The Rajpal Abeynayake Column                     By Rajpal Abeynayake  

Still Patten? No, it is the Patten hangover…
If Chris Patten has left, why should we be on Patten's case anymore?
Because so much of absolute drivel was written about the Patten visit that as a people, it almost seemed we were gloriously incapable of putting his tour in perspective.
Everybody was knocking over each other to pay pooja to Patten, that I was wondering it looked as if the Kandyan chiefs had got together again to cede this country back to the British.
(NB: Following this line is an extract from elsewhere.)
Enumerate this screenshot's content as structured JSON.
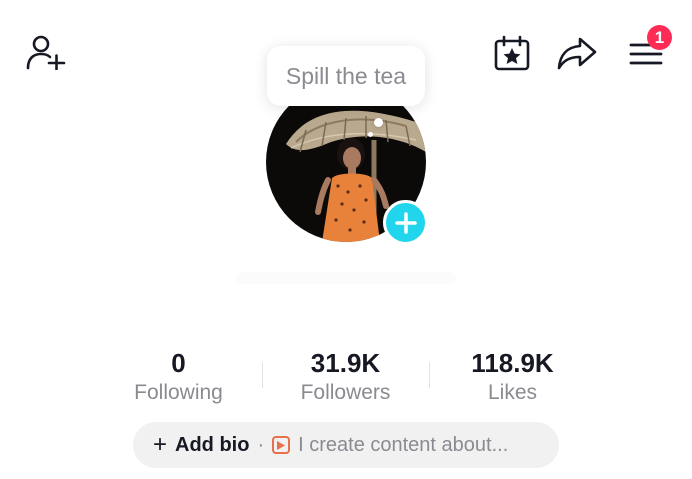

It was made out that Patten was the co-chair of the donor committee, and that therefore he has a natural right to visit Prabhakaran on his birthday. It was also made out that Patten's visit was planned before September of this year, and was part of his journey to India and therefore had nothing to do with Prabhakaran's birthday. It was also made out that -- with so much deference and bending at the knee in genuflection - Patten was a very distinguished man, a man of letters and a humanitarian, and therefore was a man who dignified the Sri Lankan landscape by his very presence.

But Patten was a man who took three trips around his Governor's mansion in Hong Kong, when Hong Kong returned to China after the British lease expired. The three trips were not because Patten had too much gas in the tank of his limousine which was to be shipped back to UK. No, Patten said he believed in an old Chinese saying that if you do three rounds past your old home, you will return there someday!

So much for Patten. What his visit shows on the other hand is that there is still a proclivity in this country to gloss over certain foreign influences that are even more damaging to the country than the local jousts between political contenders.

Ideally there should have been little argument that governments may negotiate with rebel groups since it is often incumbent upon governments to do so. Foreigners visiting leaders of rebel groups is another matter. If at all they do, such visits need to have a modicum of nicety and propriety attached to them. At least Akashi was talking money with the LTTE (essentially) and that too not on Heroes Day.
The fact that the British government negotiated with the banned IRA (eventually!) was good, but the British it is sure, did not want the American President for instance to visit an IRA leader on his birthday.

This is not to say that the LTTE is beyond redemption. Nothing is beyond redemption. But if there are common courtesies that are accorded to government's around the world, it is that there are certain protocols and niceties that are observed.

We are certain for example that Mr. Bush will not like it if Mr Patten's next stop was to meet Bin Laden. To this extent it is not the Patten visit per se that was the problem. It's been a while since Patten left the country after his sojourn, and we don't need to keep carrying his burden on our shoulders long after he has physically left our shores.

There was however the Patten hangover. This was a return to colonialism, almost with a sense of nostalgia. For instance, some articles gushed about Patten's 'accomplishments''' and said that he was distinguished. But there does not seem to be much that is statesmanlike in a man that goes three times around his old governor's Mansion -- in the wish that he comes back - when Hong Kong had firmly reverted back to the Chinese from the British.

Then, much was made of the fact that here was a man '' who might be Britain's next Prime minister.'' We have heard of has beens, but might have beens? All this is not to be unduly unkind to Patten -- it has little to do with Patten in a manner of speaking.

But it shows --- colonial hangovers have a way of lingering. They have lingered on to the point where they look like relapses. Suddenly, Sri Lankans lapse into the colonial hangover. It's like a disease that they never quite totally get over with. For instance, Prince Charles had to be invited for the 50th anniversary of independence, and now there is the furor about getting some Portuguese potentate for some sort of anniversary of a Portuguese invasion. They don't do this kind of thing in Goa!

But if its nostalgia for the colonial power, in it also lies a strange kind of subservience, and an unwillingness to see national problems in a global perspective. Is the cohabitation crisis to blame for the fact that there is a general canonization of somebody called Chris Patten? It would have happened on the best of days. But its galling when "everything goes'' as far as thrashing our own national leaders is concerned -- while there is a general genuflection towards the alien and the intruder.

If the aliens are about to take control of our water resources, that doesn't qualify as something that should invite national disgust. Now, no doubt local politicians may have asked for it -- but does that mean that there is some way in which the national psyche can blot out the alien, while excoriating the local?

Probably, this sort of behavior never came into focus before more than in the Patten visit. When Patten got here, it appeared as if there was an attempt to portray him as a deity, just because there were some others burning his effigy. Burning an effigy is a common form of protest -- but isn't the hagiography of a man who at best has been inept in choosing to coincide his visit with the Birthday of a leader of an organization banned in his own land -- repeat in his own land - in the national newspapers a bit much? One is expectable, if not acceptable. The other is totally unacceptable, but is now in this country coming to be the sort of cloying behavior towards foreign potentates and foreign influences that is coming to be expected.